しかし何も疑問に思わないヘルメスは満面の笑みで頷いた。
「あぁ、そうだ。私がお前のマスターだ、ベディヴィエール」
「ん? ベディ……何だって?」
「ベディヴィエール――お前の名前じゃないか」
老人は眉をひそめ、首を傾げた。
「俺の真名はゴットフリード・フォン・ベルリヒンゲンだ」
「……は?」
「何を勘違いしてんだか知らねぇが、俺はベディなんちゃらって奴じゃねぇ。ゴットフリード・フォン・ベルリヒンゲン。鉄腕のゲッツだ」
「な――……な、な……――なんだとぉおおっ?」
彼の悲鳴が響き渡った。
「嘘をつくな! サーヴァントがマスターに嘘をついていいとでも思っているのかっ? いいか、私が呼んだのはベディヴィエールだ! 遺物だって、ほら――」
ヘルメスが掲げた鉄の義手を、ゴットフリードはしげしげと眺め、不意に目を輝かせた。「よっこらせ、」といかにも老人らしく立ち上がる。立ち上がってみると、相応の偉丈夫であることが分かるのだが、それでも常識の範疇だ。かの大英雄イスカンダル、それをして偉丈夫と言わしめたダレイオス三世には、遠く、遠く及ばない。
ゴットフリードは目を細めて笑った。
「懐かしいなぁ。

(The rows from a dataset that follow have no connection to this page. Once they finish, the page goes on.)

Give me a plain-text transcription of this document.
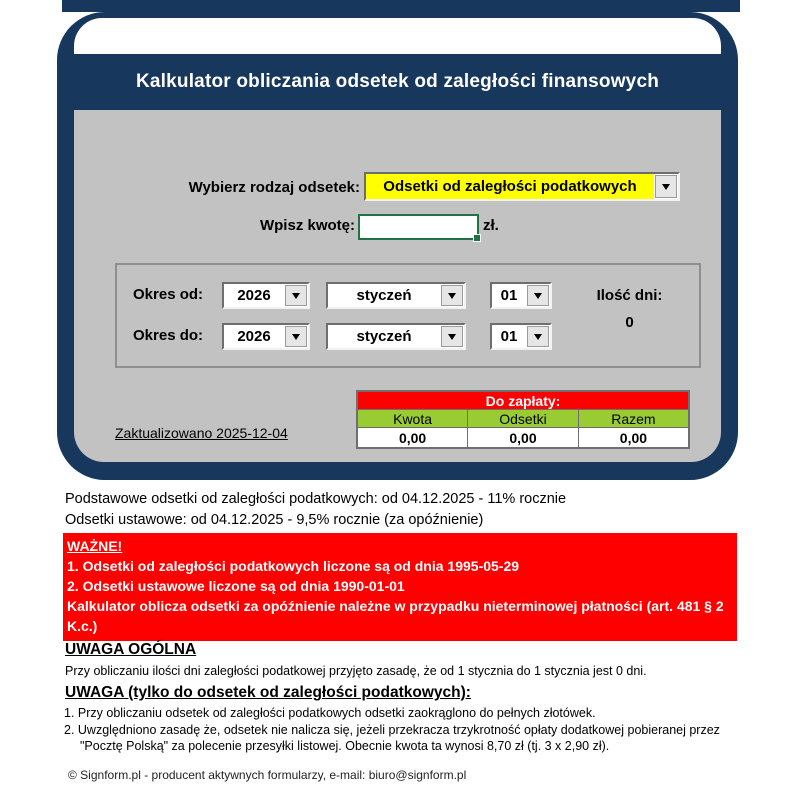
Kalkulator obliczania odsetek od zaległości finansowych
Wybierz rodzaj odsetek:	Odsetki od zaległości podatkowych
Wpisz kwotę:	zł.
Okres od:	2026	styczeń	01
Okres do:	2026	styczeń	01
Ilość dni:
0
Zaktualizowano 2025-12-04
Do zapłaty:		
Kwota	Odsetki	Razem
0,00	0,00	0,00
Podstawowe odsetki od zaległości podatkowych: od 04.12.2025 - 11% rocznie
Odsetki ustawowe: od 04.12.2025 - 9,5% rocznie (za opóźnienie)
WAŻNE!
1. Odsetki od zaległości podatkowych liczone są od dnia 1995-05-29
2. Odsetki ustawowe liczone są od dnia 1990-01-01
Kalkulator oblicza odsetki za opóźnienie należne w przypadku nieterminowej płatności (art. 481 § 2 K.c.)
UWAGA OGÓLNA
Przy obliczaniu ilości dni zaległości podatkowej przyjęto zasadę, że od 1 stycznia do 1 stycznia jest 0 dni.
UWAGA (tylko do odsetek od zaległości podatkowych):
1. Przy obliczaniu odsetek od zaległości podatkowych odsetki zaokrąglono do pełnych złotówek.
2. Uwzględniono zasadę że, odsetek nie nalicza się, jeżeli przekracza trzykrotność opłaty dodatkowej pobieranej przez "Pocztę Polską" za polecenie przesyłki listowej. Obecnie kwota ta wynosi 8,70 zł (tj. 3 x 2,90 zł).
© Signform.pl - producent aktywnych formularzy, e-mail: biuro@signform.pl
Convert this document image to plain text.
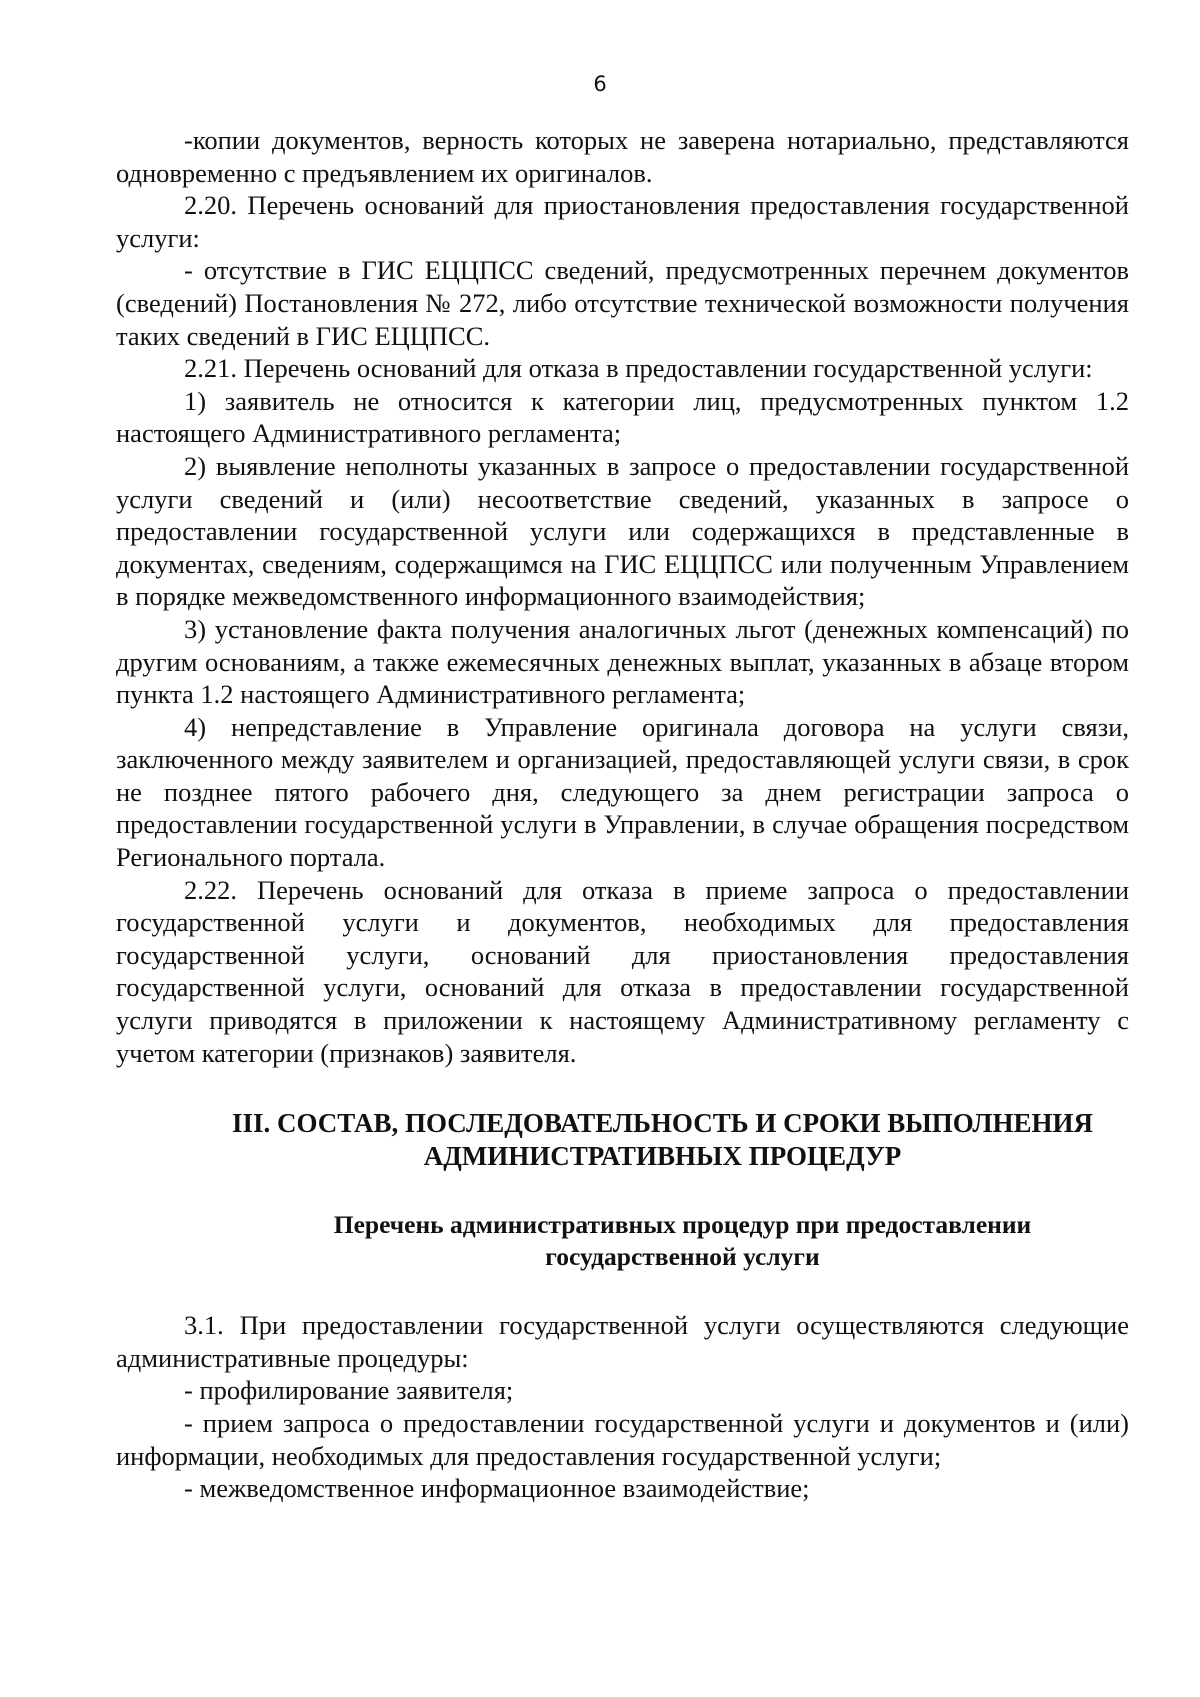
6

-копии документов, верность которых не заверена нотариально, представляются одновременно с предъявлением их оригиналов.

2.20. Перечень оснований для приостановления предоставления государственной услуги:

- отсутствие в ГИС ЕЦЦПСС сведений, предусмотренных перечнем документов (сведений) Постановления № 272, либо отсутствие технической возможности получения таких сведений в ГИС ЕЦЦПСС.

2.21. Перечень оснований для отказа в предоставлении государственной услуги:

1) заявитель не относится к категории лиц, предусмотренных пунктом 1.2 настоящего Административного регламента;

2) выявление неполноты указанных в запросе о предоставлении государственной услуги сведений и (или) несоответствие сведений, указанных в запросе о предоставлении государственной услуги или содержащихся в представленные в документах, сведениям, содержащимся на ГИС ЕЦЦПСС или полученным Управлением в порядке межведомственного информационного взаимодействия;

3) установление факта получения аналогичных льгот (денежных компенсаций) по другим основаниям, а также ежемесячных денежных выплат, указанных в абзаце втором пункта 1.2 настоящего Административного регламента;

4) непредставление в Управление оригинала договора на услуги связи, заключенного между заявителем и организацией, предоставляющей услуги связи, в срок не позднее пятого рабочего дня, следующего за днем регистрации запроса о предоставлении государственной услуги в Управлении, в случае обращения посредством Регионального портала.

2.22. Перечень оснований для отказа в приеме запроса о предоставлении государственной услуги и документов, необходимых для предоставления государственной услуги, оснований для приостановления предоставления государственной услуги, оснований для отказа в предоставлении государственной услуги приводятся в приложении к настоящему Административному регламенту с учетом категории (признаков) заявителя.

III. СОСТАВ, ПОСЛЕДОВАТЕЛЬНОСТЬ И СРОКИ ВЫПОЛНЕНИЯ
АДМИНИСТРАТИВНЫХ ПРОЦЕДУР

Перечень административных процедур при предоставлении
государственной услуги

3.1. При предоставлении государственной услуги осуществляются следующие административные процедуры:

- профилирование заявителя;

- прием запроса о предоставлении государственной услуги и документов и (или) информации, необходимых для предоставления государственной услуги;

- межведомственное информационное взаимодействие;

こりゃ、俺が昔使ってたやつだ。よくもまぁ、こんなの残ってたもんだ」
「っ……う、嘘だ! これはベディヴィエールが使っていたものだ! ここにイニシャルだって刻まれているんだぞ!」
「どれどれ?」
覗き込んだと思ったら、ゴットフリードはひょいと義手を奪った。そして唐突に、裾で義手の内側を擦り始める。
「お、おい! 何をするんだ! それは大切な――」
「ほれ。俺の名前だ」
「……は?」
目の前に突き付けられた義手――確かに、Bと刻まれていた部分には、右側に続きが合って。BedivereのBだと説明されていたその部分には――
――Berlichingen――と。
はっきり刻まれていた。
「錆が付いてて――しかもこれは、あれだ。隠すために、あとからわざと付けた錆だな。まんまと騙されたようだなぁ、はっはっはっ」
「な……な……そ、そんな、馬鹿な……」
「そう簡単に騙されてるようじゃ、先が知れるなぁ、我が主?」
「う、うるさい! うるさいうるさいうるさいっ! 黙れ! 消えてろ! ああああああああああああっ!」
頭を掻き毟ってベッドに倒れ込んだヘルメス。ゴットフリードは両手を広げ、やれやれ、と言わんばかりに首を振り、大人しく霊体化した。
何はともあれ、ここに四組目の参戦者が誕生したのである。